Pour cet entretien, nous avons donc proposé aux agriculteurs de les accompagner sur leurs parcelles. Se présentent alors deux cas de figure :

(i) L’agriculteur avait prévu de se rendre sur ses parcelles pour faire des observations dans les jours qui suivent dans le but de déclencher une opération. On se rapproche alors des « conditions naturelles ». On se concentre d’abord sur les préoccupations du moment,

l’agriculteur est déjà en situation, on n’a pas besoin de lui demander de se projeter artificiellement dans une prise de décision. Pour les autres pratiques, celles qui ne sont pas d’actualité à cette période, on aide l’agriculteur à se mettre en situation avec des introductions du type : « Si vous deviez… passer la herse… faire un apport d’azote…, que feriez-vous avant ? »

(ii) L’agriculteur n’avait pas prévu de se rendre sur ses parcelles au moment de notre venue. On se place dans une situation pédagogique (« si j’étais votre stagiaire, comment m’expliqueriez-vous ce que vous êtes en train de faire ? ») et/ou dans une simulation de situation de travail. Pour cela, on a recours à des questions du type : « Quelle sera votre prochaine intervention ? Si vous deviez passer la herse, que feriez-vous ? Si vous deviez m’apprendre à décider de déclencher telle intervention, que dois-je savoir/regarder pour prendre la décision ? »

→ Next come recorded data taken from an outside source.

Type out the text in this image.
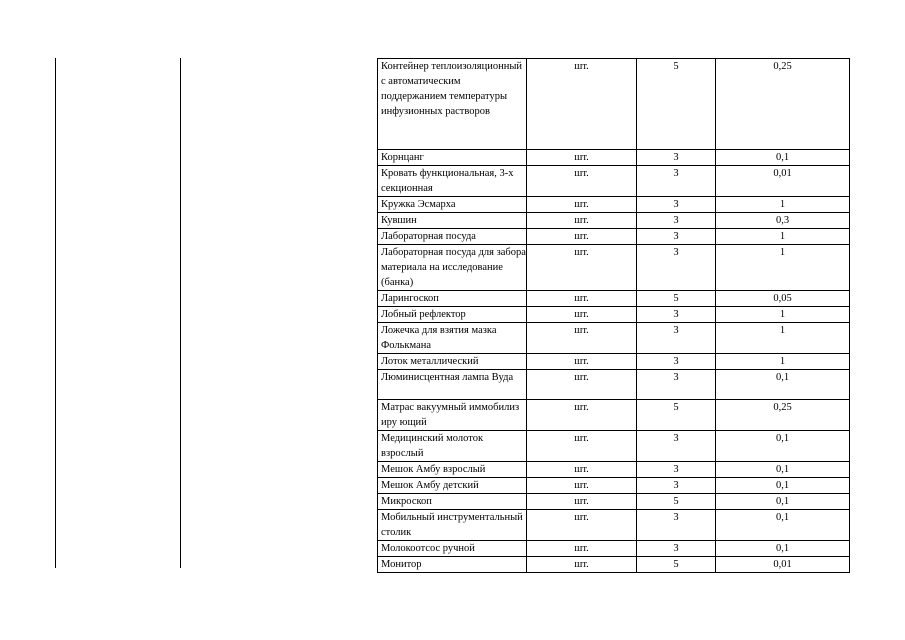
Контейнер теплоизоляционный с автоматическим поддержанием температуры инфузионных растворов	шт.	5	0,25
Корнцанг	шт.	3	0,1
Кровать функциональная, 3-х секционная	шт.	3	0,01
Кружка Эсмарха	шт.	3	1
Кувшин	шт.	3	0,3
Лабораторная посуда	шт.	3	1
Лабораторная посуда для забора материала на исследование (банка)	шт.	3	1
Ларингоскоп	шт.	5	0,05
Лобный рефлектор	шт.	3	1
Ложечка для взятия мазка Фолькмана	шт.	3	1
Лоток металлический	шт.	3	1
Люминисцентная лампа Вуда	шт.	3	0,1
Матрас вакуумный иммобилиз иру ющий	шт.	5	0,25
Медицинский молоток взрослый	шт.	3	0,1
Мешок Амбу взрослый	шт.	3	0,1
Мешок Амбу детский	шт.	3	0,1
Микроскоп	шт.	5	0,1
Мобильный инструментальный столик	шт.	3	0,1
Молокоотсос ручной	шт.	3	0,1
Монитор	шт.	5	0,01
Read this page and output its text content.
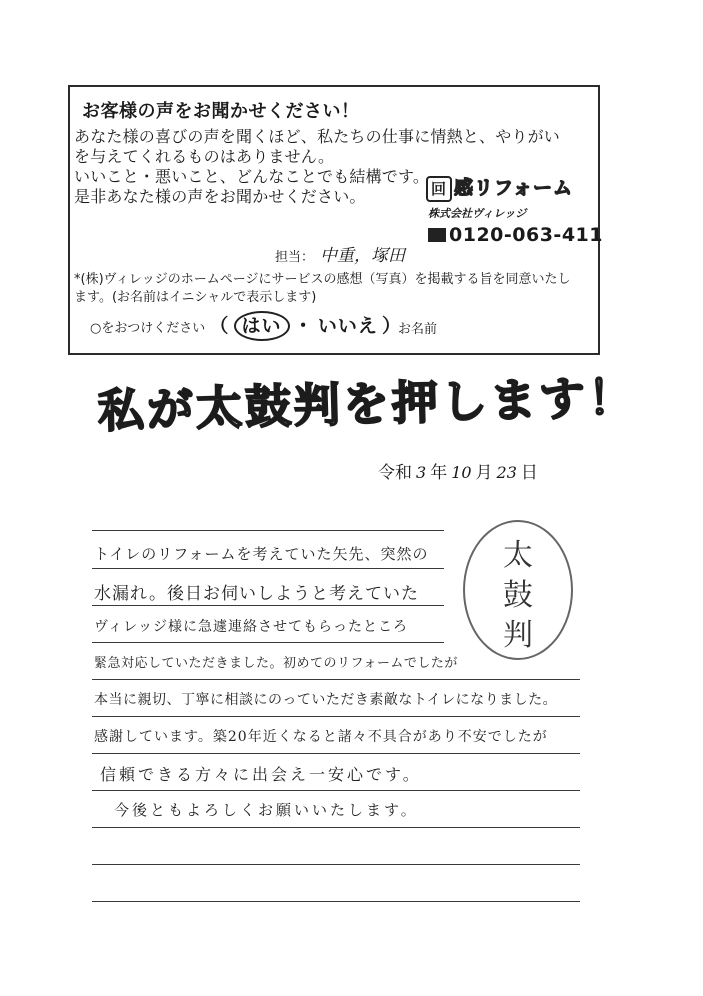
お客様の声をお聞かせください！
あなた様の喜びの声を聞くほど、私たちの仕事に情熱と、やりがい
を与えてくれるものはありません。
いいこと・悪いこと、どんなことでも結構です。
是非あなた様の声をお聞かせください。	回 感リフォーム
株式会社ヴィレッジ
0120-063-411
担当： 中重，塚田
*(株)ヴィレッジのホームページにサービスの感想（写真）を掲載する旨を同意いたし
ます。(お名前はイニシャルで表示します)
○をおつけください （ はい ・ いいえ ）
お名前
私が太鼓判を押します！
令和 3 年 10 月 23 日
太
鼓
判
トイレのリフォームを考えていた矢先、突然の
水漏れ。後日お伺いしようと考えていた
ヴィレッジ様に急遽連絡させてもらったところ
緊急対応していただきました。初めてのリフォームでしたが
本当に親切、丁寧に相談にのっていただき素敵なトイレになりました。
感謝しています。築20年近くなると諸々不具合があり不安でしたが
信頼できる方々に出会え一安心です。
今後ともよろしくお願いいたします。
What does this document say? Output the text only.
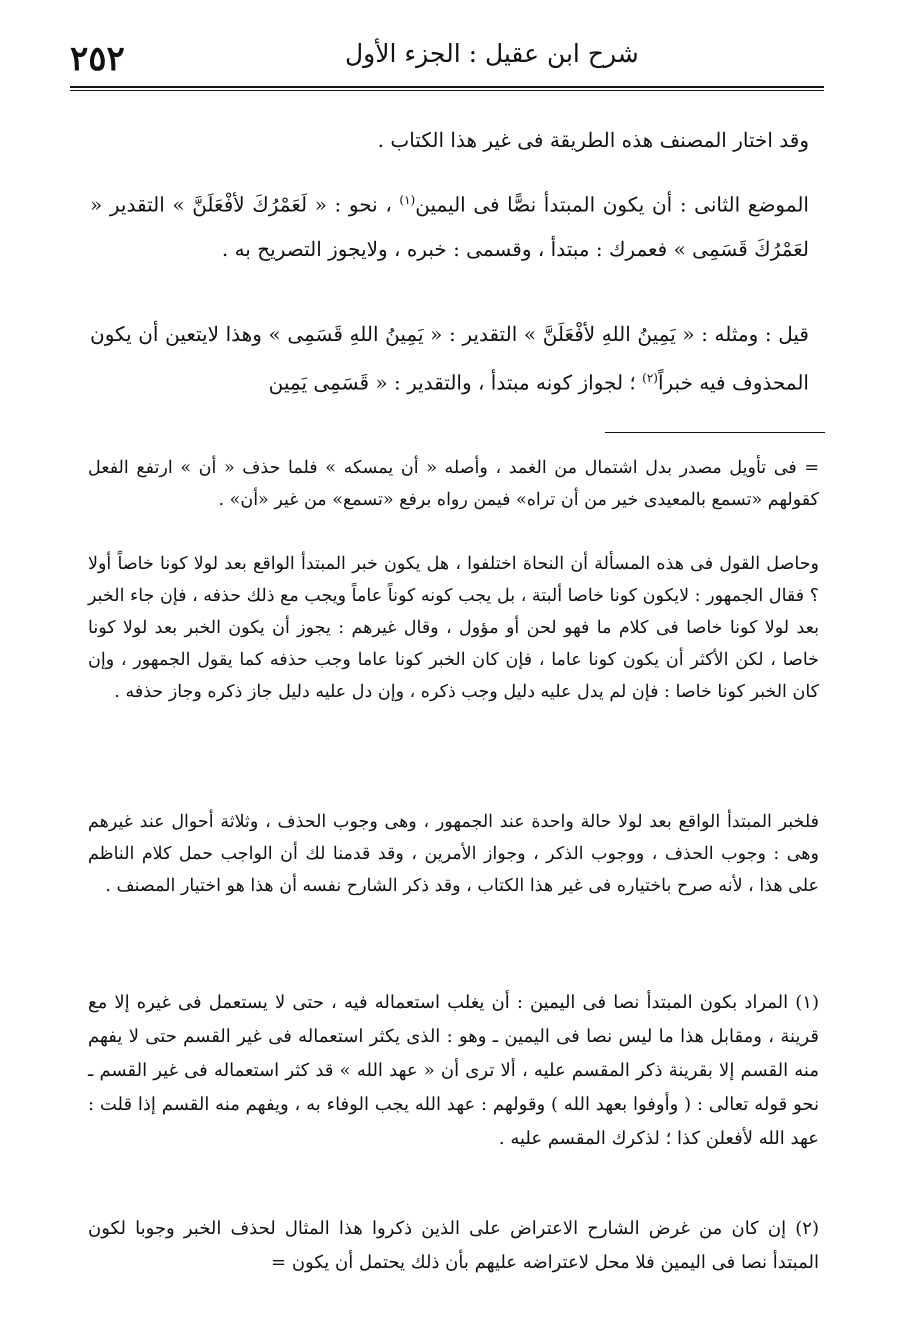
٢٥٢	شرح ابن عقيل : الجزء الأول
وقد اختار المصنف هذه الطريقة فى غير هذا الكتاب .
الموضع الثانى : أن يكون المبتدأ نصًّا فى اليمين$^{(١)}$ ، نحو : « لَعَمْرُكَ لأفْعَلَنَّ » التقدير « لعَمْرُكَ قَسَمِى » فعمرك : مبتدأ ، وقسمى : خبره ، ولايجوز التصريح به .
قيل : ومثله : « يَمِينُ اللهِ لأفْعَلَنَّ » التقدير : « يَمِينُ اللهِ قَسَمِى » وهذا لايتعين أن يكون المحذوف فيه خبراً$^{(٢)}$ ؛ لجواز كونه مبتدأ ، والتقدير : « قَسَمِى يَمِين
= فى تأويل مصدر بدل اشتمال من الغمد ، وأصله « أن يمسكه » فلما حذف « أن » ارتفع الفعل كقولهم «تسمع بالمعيدى خير من أن تراه» فيمن رواه برفع «تسمع» من غير «أن» .
وحاصل القول فى هذه المسألة أن النحاة اختلفوا ، هل يكون خبر المبتدأ الواقع بعد لولا كونا خاصاً أولا ؟ فقال الجمهور : لايكون كونا خاصا ألبتة ، بل يجب كونه كوناً عاماً ويجب مع ذلك حذفه ، فإن جاء الخبر بعد لولا كونا خاصا فى كلام ما فهو لحن أو مؤول ، وقال غيرهم : يجوز أن يكون الخبر بعد لولا كونا خاصا ، لكن الأكثر أن يكون كونا عاما ، فإن كان الخبر كونا عاما وجب حذفه كما يقول الجمهور ، وإن كان الخبر كونا خاصا : فإن لم يدل عليه دليل وجب ذكره ، وإن دل عليه دليل جاز ذكره وجاز حذفه .
فلخبر المبتدأ الواقع بعد لولا حالة واحدة عند الجمهور ، وهى وجوب الحذف ، وثلاثة أحوال عند غيرهم وهى : وجوب الحذف ، ووجوب الذكر ، وجواز الأمرين ، وقد قدمنا لك أن الواجب حمل كلام الناظم على هذا ، لأنه صرح باختياره فى غير هذا الكتاب ، وقد ذكر الشارح نفسه أن هذا هو اختيار المصنف .
(١) المراد بكون المبتدأ نصا فى اليمين : أن يغلب استعماله فيه ، حتى لا يستعمل فى غيره إلا مع قرينة ، ومقابل هذا ما ليس نصا فى اليمين ـ وهو : الذى يكثر استعماله فى غير القسم حتى لا يفهم منه القسم إلا بقرينة ذكر المقسم عليه ، ألا ترى أن « عهد الله » قد كثر استعماله فى غير القسم ـ نحو قوله تعالى : ( وأوفوا بعهد الله ) وقولهم : عهد الله يجب الوفاء به ، ويفهم منه القسم إذا قلت : عهد الله لأفعلن كذا ؛ لذكرك المقسم عليه .
(٢) إن كان من غرض الشارح الاعتراض على الذين ذكروا هذا المثال لحذف الخبر وجوبا لكون المبتدأ نصا فى اليمين فلا محل لاعتراضه عليهم بأن ذلك يحتمل أن يكون =
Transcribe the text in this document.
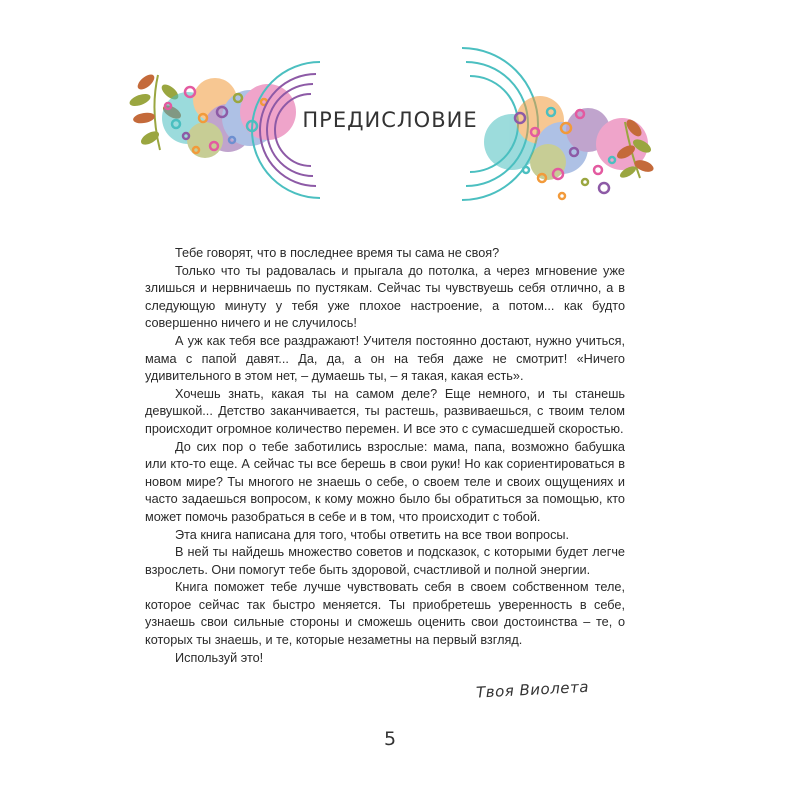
ПРЕДИСЛОВИЕ

Тебе говорят, что в последнее время ты сама не своя?

Только что ты радовалась и прыгала до потолка, а через мгновение уже злишься и нервничаешь по пустякам. Сейчас ты чувствуешь себя отлично, а в следующую минуту у тебя уже плохое настроение, а потом... как будто совершенно ничего и не случилось!

А уж как тебя все раздражают! Учителя постоянно достают, нужно учиться, мама с папой давят... Да, да, а он на тебя даже не смотрит! «Ничего удивительного в этом нет, – думаешь ты, – я такая, какая есть».

Хочешь знать, какая ты на самом деле? Еще немного, и ты станешь девушкой... Детство заканчивается, ты растешь, развиваешься, с твоим телом происходит огромное количество перемен. И все это с сумасшедшей скоростью.

До сих пор о тебе заботились взрослые: мама, папа, возможно бабушка или кто-то еще. А сейчас ты все берешь в свои руки! Но как сориентироваться в новом мире? Ты многого не знаешь о себе, о своем теле и своих ощущениях и часто задаешься вопросом, к кому можно было бы обратиться за помощью, кто может помочь разобраться в себе и в том, что происходит с тобой.

Эта книга написана для того, чтобы ответить на все твои вопросы.

В ней ты найдешь множество советов и подсказок, с которыми будет легче взрослеть. Они помогут тебе быть здоровой, счастливой и полной энергии.

Книга поможет тебе лучше чувствовать себя в своем собственном теле, которое сейчас так быстро меняется. Ты приобретешь уверенность в себе, узнаешь свои сильные стороны и сможешь оценить свои достоинства – те, о которых ты знаешь, и те, которые незаметны на первый взгляд.

Используй это!

Твоя Виолета
5
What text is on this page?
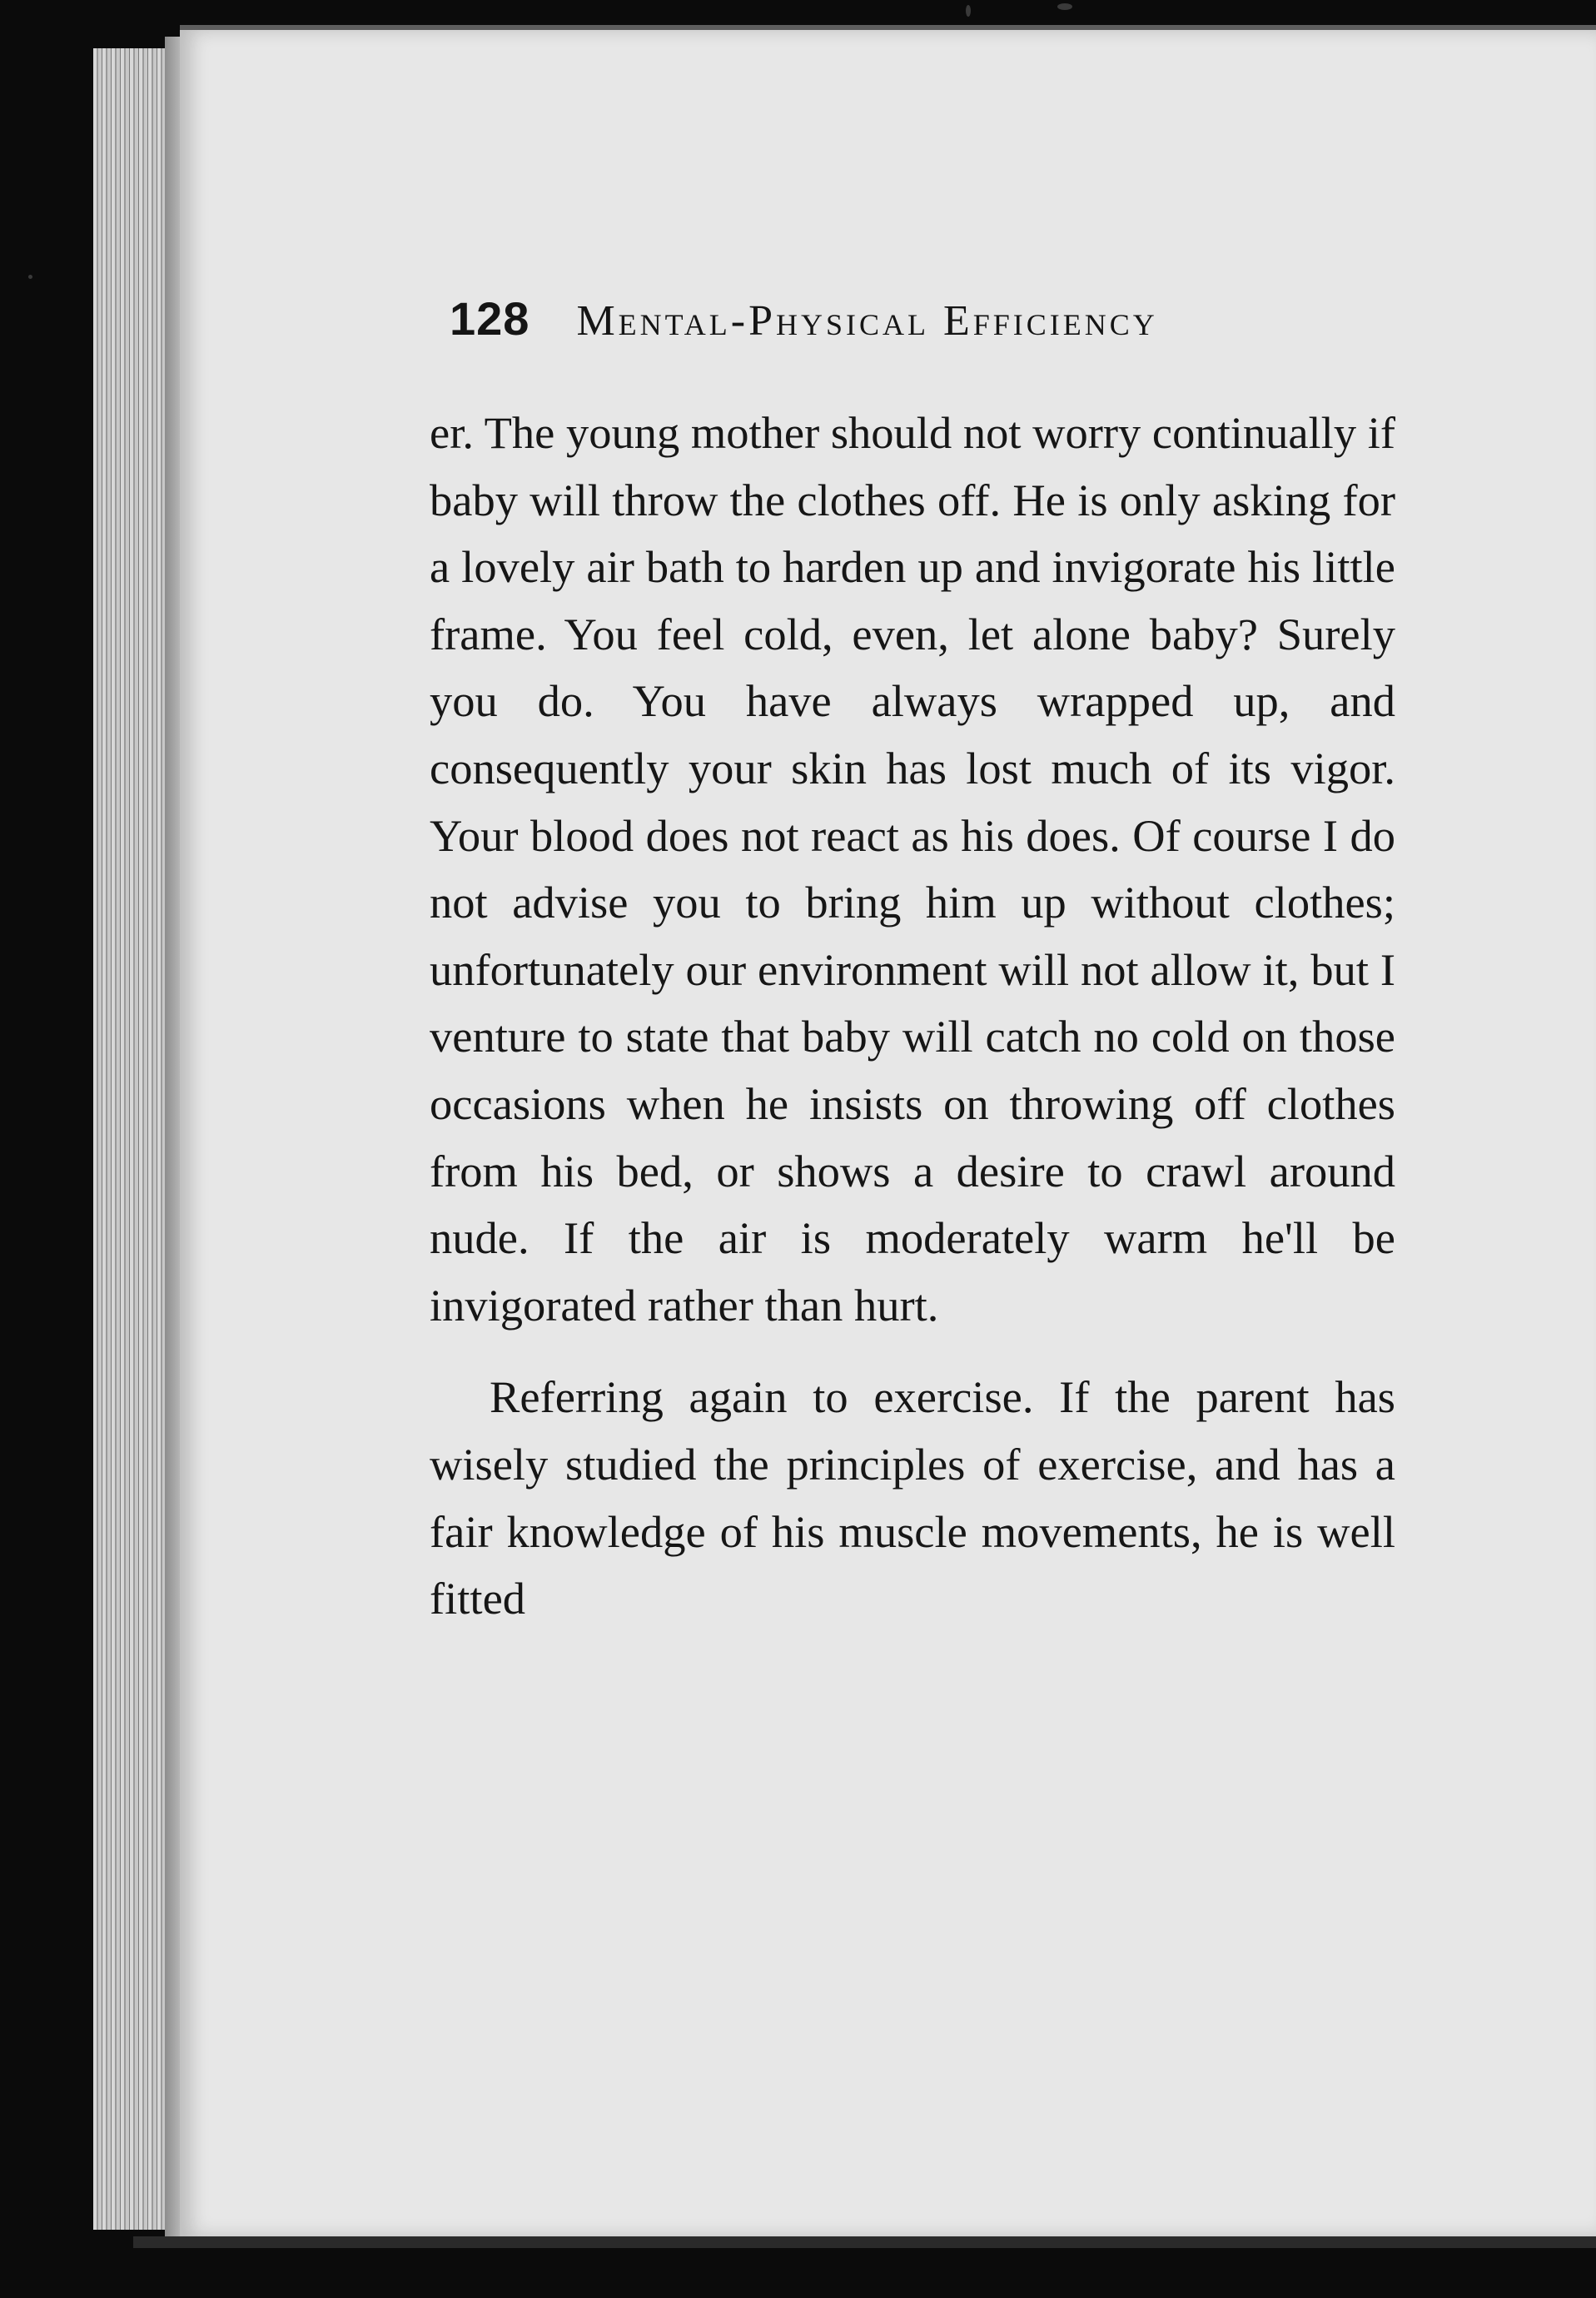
128 Mental-Physical Efficiency

er. The young mother should not worry continually if baby will throw the clothes off. He is only asking for a lovely air bath to harden up and invigorate his little frame. You feel cold, even, let alone baby? Surely you do. You have always wrapped up, and consequently your skin has lost much of its vigor. Your blood does not react as his does. Of course I do not advise you to bring him up without clothes; unfortunately our environment will not allow it, but I venture to state that baby will catch no cold on those occasions when he insists on throwing off clothes from his bed, or shows a desire to crawl around nude. If the air is moderately warm he'll be invigorated rather than hurt.

Referring again to exercise. If the parent has wisely studied the principles of exercise, and has a fair knowledge of his muscle movements, he is well fitted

Pour préparer ces entretiens, nous avons repris les données recueillies lors de la première phase afin de préparer une fiche adaptée pour chaque agriculteur. Ces fiches contenaient une liste d’observations que l’agriculteur avait déclaré réaliser lors de l’entretien précédent. Elles nous ont donc servi de pistes de relances pour mener l’entretien. Pour inviter l’agriculteur à davantage expliciter sa façon d’observer et ses décisions, nous avons parfois eu recours à la comparaison entre parcelles : « Pour vous, quelle est la différence entre ces parcelles du point de vue des adventices ? ». Notons enfin, que certaines interventions ne pouvant avoir lieu à n’importe quel moment du cycle, nous avons été contraintes de demander aux agriculteurs de se placer dans la situation où ils auraient eu à décider d’une intervention (par exemple, pour la fertilisation ou le désherbage) alors que ce n’était pas le bon moment dans le cycle.